ABOUT DISCALCED CARMELITE ORDER
The Discalced Carmelite Order is now known by the initials O.C.D. The Order was established in 1593, pursuant to the reform of the Carmelite Order of the Ancient Observance by two Spanish saints, Saint Teresa of Ávila and Saint John of the Cross.
The Discalced Carmelites are men and women, in religious consecration and lay people, who dedicate themselves to a life of prayer. The Carmelite nuns live in cloistered (enclosed) monasteries and follow a completely contemplative life. The Carmelite friars while following a contemplative life also engage in the promotion of spirituality through their retreat centres, parishes, schools and churches. Lay people, known as the Secular Order, follow their contemplative call in their everyday activities. Devotion to Our Lady is a characteristic of Carmelites and is symbolised by wearing the brown scapular.
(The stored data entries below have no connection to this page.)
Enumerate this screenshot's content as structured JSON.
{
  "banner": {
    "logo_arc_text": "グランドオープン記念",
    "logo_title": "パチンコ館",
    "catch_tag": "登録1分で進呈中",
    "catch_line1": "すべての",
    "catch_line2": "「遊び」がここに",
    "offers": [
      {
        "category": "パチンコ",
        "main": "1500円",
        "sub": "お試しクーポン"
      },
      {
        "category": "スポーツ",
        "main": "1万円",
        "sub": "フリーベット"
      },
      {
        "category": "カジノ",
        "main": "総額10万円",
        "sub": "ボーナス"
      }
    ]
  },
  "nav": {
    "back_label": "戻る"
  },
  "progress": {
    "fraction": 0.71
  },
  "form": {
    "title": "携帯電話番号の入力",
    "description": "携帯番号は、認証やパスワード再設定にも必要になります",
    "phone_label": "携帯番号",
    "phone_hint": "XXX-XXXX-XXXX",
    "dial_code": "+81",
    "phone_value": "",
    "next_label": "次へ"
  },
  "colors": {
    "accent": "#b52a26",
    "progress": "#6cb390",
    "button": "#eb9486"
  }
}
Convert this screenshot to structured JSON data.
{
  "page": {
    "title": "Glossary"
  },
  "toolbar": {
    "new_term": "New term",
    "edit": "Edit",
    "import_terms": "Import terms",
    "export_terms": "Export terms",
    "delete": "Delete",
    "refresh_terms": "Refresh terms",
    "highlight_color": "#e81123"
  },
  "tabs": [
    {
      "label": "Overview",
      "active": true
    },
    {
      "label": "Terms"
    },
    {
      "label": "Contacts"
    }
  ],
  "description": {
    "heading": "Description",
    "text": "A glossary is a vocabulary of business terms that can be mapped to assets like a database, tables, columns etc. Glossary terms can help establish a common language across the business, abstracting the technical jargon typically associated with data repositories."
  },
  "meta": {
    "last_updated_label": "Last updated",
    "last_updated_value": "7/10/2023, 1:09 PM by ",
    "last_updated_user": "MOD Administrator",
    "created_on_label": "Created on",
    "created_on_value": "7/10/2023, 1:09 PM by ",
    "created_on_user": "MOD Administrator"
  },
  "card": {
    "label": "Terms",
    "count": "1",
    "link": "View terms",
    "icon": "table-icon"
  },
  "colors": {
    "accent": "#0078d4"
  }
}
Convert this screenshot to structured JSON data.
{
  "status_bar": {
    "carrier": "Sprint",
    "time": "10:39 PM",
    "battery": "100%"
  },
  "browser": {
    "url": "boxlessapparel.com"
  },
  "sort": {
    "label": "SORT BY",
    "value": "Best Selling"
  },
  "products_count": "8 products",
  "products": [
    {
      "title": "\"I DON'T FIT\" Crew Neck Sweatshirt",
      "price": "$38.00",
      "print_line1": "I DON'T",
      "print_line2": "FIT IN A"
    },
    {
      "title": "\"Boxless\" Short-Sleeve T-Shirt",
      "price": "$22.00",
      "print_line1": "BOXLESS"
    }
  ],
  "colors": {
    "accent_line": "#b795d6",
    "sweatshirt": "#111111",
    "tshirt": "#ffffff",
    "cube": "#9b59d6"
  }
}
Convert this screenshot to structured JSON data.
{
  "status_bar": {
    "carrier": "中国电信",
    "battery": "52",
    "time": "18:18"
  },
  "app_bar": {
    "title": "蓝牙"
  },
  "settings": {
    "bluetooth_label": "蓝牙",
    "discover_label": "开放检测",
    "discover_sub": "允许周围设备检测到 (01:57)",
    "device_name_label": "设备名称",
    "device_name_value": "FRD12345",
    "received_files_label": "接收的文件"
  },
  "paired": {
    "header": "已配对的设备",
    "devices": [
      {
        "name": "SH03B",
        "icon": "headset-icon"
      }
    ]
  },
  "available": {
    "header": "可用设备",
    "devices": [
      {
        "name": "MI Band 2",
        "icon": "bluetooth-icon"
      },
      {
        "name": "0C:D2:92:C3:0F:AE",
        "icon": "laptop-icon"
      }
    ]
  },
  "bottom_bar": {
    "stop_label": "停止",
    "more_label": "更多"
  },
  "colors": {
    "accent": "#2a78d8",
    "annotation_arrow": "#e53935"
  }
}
The Carmelites trace their roots and their name to Mount Carmel in the Holy Land. There, in the 13th century, a band of European men gathered together to live a simple life of prayer. Inspired by the Blessed Virgin Mary, They dedicated their first chapel to her. They called themselves the Brothers of the Blessed Virgin Mary of Mount Carmel. They were also inspired by the prophet Elijah who had been associated with Mount Carmel. That influence can be seen by the words of Elijah, “I have been very zealous for the Lord, God of hosts” (IKg19:10) on the Carmelite crest. Within fifty years of receiving their rule the Carmelite hermits were forced to leave Mount Carmel and settled in Europe.